Cette réaction laisse planer plusieurs interrogations. Pourquoi parler des absences au moment où la pétition est annoncée contre le président de l’Assemblée nationale ? S’il est vrai que l’Assemblée nationale compte des députés qui n’ont jamais siégé - cas de l’ancien Premier ministre Adolphe Muzito - ou qui ne siègent  plus - cas de Luc Mulimbalimba, en fuite à la suite de sa condamnation en 2019, les députés de l’opposition n’ont cependant pas hésité à dénoncer une intimidation visant à leur faire abandonner leur pétition. 

Malgré tout, le bureau de l’Assemblée nationale est resté sur sa ligne. La commission spéciale chargée d’examiner les cas d'absentéisme a entamé ses auditions. Environ 300 députés étaient concernés. Leur point commun : des absences dépassant le quart des séances d’une session. 

Mais, en réalité, la liste ne reprenait que les députés de l’opposition, selon Boniface Balamage, interrogé par actualité.cd. Cet élu d'Idjwi et membre du Front commun pour le Congo (FCC) de Joseph Kabila était parmi les auditionnés. À l’en croire, les absences épinglées concernaient les sessions ordinaires de mars et septembre 2021. À cette période, « nous [avions] les recommandations du Dr Muyembe sur les restrictions de réunions publiques, tentait-il alors de se justifier, dénonçant en même temps l’irrégularité de la commission spéciale. D’une part, notre assemblée plénière ne pouvait se réunir qu’avec un nombre restreint [de ses membres] et, d’autre part, comment, dans ce cas de figure, on [pouvait] lancer un discrédit sur certains élus en les traitant d’absentéistes ? »

À l’issue des auditions, la commission spéciale s’est résolue à ne retenir que les cas les plus flagrants d’absentéisme, selon elle. Outre Muzito et Mulimbalimba, Papy Niango Iziamayi, initiateur de la pétition contre Mboso, est également repris sur la liste des députés à invalider pour motif d’« absence non autorisée et non justifiée ». C’est également les cas des députés Henri Mova et Marie-Ange Mushobekwa, tous les deux restés fidèles à Kabila après le basculement de la majorité parlementaire en faveur du président Félix Tshisekedi. Sur Twitter, Mushobekwa a dénoncé, avec quelques preuves des autorisations de sortie et ordres de mission justifiant certaines de ses absences à l’appui, une « décision de [l’]invalider venue de la présidence [de la République] ».

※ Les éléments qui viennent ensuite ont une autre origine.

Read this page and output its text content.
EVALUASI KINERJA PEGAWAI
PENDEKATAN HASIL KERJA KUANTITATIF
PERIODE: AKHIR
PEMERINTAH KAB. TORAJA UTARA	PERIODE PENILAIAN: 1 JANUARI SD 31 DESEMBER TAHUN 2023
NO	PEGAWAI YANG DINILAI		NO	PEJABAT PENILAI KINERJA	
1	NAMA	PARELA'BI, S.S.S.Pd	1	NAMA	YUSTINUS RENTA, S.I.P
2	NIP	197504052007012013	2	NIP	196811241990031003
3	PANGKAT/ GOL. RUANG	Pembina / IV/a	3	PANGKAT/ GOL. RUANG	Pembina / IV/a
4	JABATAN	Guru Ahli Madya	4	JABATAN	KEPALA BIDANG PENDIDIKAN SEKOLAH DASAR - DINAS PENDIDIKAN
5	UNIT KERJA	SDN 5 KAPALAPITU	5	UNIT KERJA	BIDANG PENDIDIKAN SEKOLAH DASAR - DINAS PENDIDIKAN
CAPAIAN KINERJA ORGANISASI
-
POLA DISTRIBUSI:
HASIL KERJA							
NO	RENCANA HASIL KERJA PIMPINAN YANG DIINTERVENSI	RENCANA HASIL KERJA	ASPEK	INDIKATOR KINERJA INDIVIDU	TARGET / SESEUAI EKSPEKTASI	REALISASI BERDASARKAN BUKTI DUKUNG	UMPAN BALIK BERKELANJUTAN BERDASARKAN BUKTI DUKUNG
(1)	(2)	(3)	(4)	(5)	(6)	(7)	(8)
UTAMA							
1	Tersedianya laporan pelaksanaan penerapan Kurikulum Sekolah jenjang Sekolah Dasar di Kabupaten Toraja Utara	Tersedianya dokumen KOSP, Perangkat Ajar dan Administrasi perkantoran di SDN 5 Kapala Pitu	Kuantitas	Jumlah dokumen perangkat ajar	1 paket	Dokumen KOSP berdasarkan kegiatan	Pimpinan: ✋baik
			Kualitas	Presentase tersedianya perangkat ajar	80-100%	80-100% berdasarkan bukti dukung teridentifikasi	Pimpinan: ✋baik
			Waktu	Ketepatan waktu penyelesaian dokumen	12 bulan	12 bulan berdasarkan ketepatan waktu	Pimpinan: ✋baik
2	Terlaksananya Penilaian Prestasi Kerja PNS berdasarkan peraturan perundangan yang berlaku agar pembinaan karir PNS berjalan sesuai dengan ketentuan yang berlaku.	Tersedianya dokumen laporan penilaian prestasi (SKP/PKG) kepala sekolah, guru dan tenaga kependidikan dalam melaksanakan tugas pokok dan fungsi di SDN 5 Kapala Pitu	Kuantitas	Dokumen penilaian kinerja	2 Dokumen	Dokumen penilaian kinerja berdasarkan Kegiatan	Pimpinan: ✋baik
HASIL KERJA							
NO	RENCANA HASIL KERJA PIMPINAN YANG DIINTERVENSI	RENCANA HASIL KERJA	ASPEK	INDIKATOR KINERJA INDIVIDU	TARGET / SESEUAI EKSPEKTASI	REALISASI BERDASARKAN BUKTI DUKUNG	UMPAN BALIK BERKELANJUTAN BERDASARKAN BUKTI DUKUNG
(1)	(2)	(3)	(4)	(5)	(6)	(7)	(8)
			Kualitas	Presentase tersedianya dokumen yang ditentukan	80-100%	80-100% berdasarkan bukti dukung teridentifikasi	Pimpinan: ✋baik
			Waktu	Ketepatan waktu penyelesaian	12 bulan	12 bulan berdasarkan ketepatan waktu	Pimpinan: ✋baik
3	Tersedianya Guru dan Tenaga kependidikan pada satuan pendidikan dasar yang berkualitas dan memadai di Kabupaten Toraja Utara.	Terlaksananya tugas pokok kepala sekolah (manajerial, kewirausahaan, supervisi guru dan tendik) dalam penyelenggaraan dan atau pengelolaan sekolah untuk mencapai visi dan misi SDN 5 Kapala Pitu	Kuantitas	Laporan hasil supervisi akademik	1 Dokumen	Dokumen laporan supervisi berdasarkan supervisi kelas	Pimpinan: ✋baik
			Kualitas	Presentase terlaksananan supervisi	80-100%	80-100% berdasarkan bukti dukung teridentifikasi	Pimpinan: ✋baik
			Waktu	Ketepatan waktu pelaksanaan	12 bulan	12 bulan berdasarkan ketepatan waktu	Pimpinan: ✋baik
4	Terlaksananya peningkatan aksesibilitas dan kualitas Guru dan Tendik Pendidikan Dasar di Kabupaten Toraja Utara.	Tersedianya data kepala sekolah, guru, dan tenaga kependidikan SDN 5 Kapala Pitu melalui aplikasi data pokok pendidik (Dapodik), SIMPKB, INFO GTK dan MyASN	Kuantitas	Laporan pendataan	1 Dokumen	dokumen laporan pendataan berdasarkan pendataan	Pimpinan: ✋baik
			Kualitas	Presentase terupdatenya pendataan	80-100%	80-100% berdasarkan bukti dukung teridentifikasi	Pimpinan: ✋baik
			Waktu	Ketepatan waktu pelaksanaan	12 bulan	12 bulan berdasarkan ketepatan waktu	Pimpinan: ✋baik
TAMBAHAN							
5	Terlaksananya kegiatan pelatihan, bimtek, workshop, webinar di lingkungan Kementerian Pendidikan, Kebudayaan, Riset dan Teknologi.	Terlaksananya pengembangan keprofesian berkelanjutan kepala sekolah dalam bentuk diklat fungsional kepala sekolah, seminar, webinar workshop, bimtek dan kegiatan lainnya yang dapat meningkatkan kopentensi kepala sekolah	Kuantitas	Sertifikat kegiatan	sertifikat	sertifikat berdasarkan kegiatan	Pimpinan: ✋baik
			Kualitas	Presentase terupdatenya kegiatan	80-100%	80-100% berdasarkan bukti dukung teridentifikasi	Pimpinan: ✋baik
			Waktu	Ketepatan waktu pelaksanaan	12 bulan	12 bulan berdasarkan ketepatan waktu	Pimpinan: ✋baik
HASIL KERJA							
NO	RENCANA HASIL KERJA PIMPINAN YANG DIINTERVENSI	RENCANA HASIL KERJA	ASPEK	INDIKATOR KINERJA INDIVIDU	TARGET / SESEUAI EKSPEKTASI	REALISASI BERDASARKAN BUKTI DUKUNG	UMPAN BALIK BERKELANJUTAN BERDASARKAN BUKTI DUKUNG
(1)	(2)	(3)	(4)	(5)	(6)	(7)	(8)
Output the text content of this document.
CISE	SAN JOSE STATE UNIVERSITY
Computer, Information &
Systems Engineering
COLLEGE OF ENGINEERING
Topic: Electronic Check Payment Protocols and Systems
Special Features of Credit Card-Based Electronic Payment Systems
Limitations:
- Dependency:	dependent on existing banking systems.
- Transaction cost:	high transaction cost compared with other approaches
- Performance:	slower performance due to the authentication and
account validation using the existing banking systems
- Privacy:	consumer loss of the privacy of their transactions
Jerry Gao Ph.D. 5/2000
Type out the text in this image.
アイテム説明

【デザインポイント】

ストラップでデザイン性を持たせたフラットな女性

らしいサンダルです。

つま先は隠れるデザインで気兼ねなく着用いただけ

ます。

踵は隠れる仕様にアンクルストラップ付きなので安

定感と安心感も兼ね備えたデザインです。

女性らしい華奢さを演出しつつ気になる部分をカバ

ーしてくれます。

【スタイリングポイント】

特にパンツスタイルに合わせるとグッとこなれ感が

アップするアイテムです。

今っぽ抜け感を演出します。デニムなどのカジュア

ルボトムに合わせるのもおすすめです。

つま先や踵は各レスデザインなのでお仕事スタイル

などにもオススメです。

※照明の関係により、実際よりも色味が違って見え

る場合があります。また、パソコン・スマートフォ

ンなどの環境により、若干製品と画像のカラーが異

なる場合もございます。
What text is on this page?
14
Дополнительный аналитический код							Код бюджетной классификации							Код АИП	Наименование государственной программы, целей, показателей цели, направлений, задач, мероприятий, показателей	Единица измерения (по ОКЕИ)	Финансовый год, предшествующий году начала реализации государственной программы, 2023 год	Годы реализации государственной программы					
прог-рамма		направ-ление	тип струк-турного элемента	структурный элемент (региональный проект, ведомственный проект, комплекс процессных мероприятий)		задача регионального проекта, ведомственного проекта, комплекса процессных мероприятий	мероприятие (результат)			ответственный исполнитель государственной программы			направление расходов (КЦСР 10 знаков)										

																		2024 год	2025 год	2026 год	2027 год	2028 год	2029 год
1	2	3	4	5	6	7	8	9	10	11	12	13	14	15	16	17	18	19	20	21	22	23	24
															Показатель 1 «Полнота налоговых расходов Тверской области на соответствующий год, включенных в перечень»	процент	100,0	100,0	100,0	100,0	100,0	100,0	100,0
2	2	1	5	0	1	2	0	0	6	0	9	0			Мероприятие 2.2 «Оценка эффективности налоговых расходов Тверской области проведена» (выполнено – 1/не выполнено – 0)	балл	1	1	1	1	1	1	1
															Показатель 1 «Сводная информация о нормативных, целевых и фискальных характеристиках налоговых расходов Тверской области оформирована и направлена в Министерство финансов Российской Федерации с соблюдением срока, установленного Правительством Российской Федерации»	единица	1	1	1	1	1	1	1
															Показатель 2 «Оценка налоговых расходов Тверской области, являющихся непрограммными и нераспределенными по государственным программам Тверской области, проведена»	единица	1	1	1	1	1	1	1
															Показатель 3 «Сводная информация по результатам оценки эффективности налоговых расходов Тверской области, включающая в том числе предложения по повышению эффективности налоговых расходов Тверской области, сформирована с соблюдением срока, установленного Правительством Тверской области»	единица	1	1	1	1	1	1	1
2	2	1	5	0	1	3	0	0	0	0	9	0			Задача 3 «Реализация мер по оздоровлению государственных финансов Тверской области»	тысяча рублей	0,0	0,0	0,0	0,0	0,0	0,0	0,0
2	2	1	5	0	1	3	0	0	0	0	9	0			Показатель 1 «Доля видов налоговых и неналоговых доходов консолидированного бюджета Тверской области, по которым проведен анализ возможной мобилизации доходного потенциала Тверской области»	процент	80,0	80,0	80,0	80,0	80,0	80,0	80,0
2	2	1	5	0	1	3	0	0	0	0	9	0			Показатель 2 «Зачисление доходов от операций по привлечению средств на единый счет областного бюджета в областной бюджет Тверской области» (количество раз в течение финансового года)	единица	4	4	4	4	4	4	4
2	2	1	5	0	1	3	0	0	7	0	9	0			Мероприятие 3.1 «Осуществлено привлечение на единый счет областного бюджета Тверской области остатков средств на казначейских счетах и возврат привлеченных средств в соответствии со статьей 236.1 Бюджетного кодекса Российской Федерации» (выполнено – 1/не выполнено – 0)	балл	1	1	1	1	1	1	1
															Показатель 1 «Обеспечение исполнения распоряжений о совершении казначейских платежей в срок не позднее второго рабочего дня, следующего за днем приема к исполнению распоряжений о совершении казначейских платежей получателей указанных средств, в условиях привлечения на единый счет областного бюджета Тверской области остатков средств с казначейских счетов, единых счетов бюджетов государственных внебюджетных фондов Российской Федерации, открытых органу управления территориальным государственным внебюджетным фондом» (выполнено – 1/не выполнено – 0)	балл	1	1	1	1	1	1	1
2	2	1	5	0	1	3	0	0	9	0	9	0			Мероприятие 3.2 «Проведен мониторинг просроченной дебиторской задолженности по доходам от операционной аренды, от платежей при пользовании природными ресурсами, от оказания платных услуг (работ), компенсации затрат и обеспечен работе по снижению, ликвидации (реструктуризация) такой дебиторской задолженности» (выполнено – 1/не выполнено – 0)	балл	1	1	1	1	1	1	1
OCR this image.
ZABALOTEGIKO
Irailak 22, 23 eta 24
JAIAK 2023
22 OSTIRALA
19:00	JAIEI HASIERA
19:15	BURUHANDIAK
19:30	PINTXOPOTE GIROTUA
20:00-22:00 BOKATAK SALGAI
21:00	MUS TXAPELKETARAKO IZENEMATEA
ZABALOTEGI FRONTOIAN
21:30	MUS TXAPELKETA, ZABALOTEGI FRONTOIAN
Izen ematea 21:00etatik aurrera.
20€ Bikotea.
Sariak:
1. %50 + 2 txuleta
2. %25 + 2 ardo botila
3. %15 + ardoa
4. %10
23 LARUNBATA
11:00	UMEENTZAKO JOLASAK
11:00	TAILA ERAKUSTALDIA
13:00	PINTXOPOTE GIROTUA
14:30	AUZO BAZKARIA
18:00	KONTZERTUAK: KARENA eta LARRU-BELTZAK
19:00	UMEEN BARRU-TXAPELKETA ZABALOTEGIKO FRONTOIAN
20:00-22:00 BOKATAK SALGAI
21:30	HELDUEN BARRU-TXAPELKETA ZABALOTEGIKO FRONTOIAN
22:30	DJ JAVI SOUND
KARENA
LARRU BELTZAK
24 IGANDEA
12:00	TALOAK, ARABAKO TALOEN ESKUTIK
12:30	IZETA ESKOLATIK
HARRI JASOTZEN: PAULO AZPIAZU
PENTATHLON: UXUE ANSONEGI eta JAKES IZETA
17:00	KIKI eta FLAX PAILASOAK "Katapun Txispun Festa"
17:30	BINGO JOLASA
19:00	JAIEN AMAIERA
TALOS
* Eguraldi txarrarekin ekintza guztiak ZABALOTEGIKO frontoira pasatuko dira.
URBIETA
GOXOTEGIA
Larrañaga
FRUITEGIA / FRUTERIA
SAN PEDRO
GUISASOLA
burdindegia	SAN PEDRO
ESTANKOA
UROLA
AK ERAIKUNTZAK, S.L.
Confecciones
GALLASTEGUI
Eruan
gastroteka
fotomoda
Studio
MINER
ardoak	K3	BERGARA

Toujours est-il que le rapport de la commission spéciale a été examiné à huis clos et  n’a pas été soumis au vote, selon quelques députés de l’opposition contactés par Talatala. L’article 93 du règlement intérieur de l’Assemblée nationale dispose pourtant qu’ « en cas des délibérations portant sur des personnes, le vote s’effectue par bulletin secret ». En occurrence, les députés ont été appelés à se prononcer à mains levées à la fois sur la recevabilité et l’ adoption du rapport de la commission, sans accorder préalablement aux personnes incriminées la possibilité de se défendre devant la plénière souveraine pour qu’elle soit éclairée avant le vote. Plus grave encore, ledit rapport aurait été déclaré recevable et adopté alors qu’une bonne partie des députés même de la majorité contestait l’invalidation de Marie-Ange Mushobekwa. 

Ces invalidations ne sont pas les premières dans l’histoire parlementaire de la RDC. Lors de la deuxième législature, alors que plus de la moitié des députés de l’Assemblée nationale étaient concernés par l'absentéisme, seuls ceux de l’opposition avaient été invalidés à l’issue d’une catégorisation entre les absences significatives et celles non significatives jugée « discriminatoire » par l’Union interparlementaire.

Saisie par certains députés invalidés, cette organisation mondiale des parlements à laquelle la RDC est affiliée avait mis en garde les autorités congolaises contre « l’utilisation abusive de l’invalidation pour absentéisme qui, si elle vise à remédier à l’absentéisme des parlementaires, doit être appliquée de manière impartiale et non sélective dans le respect des droits de la défense ».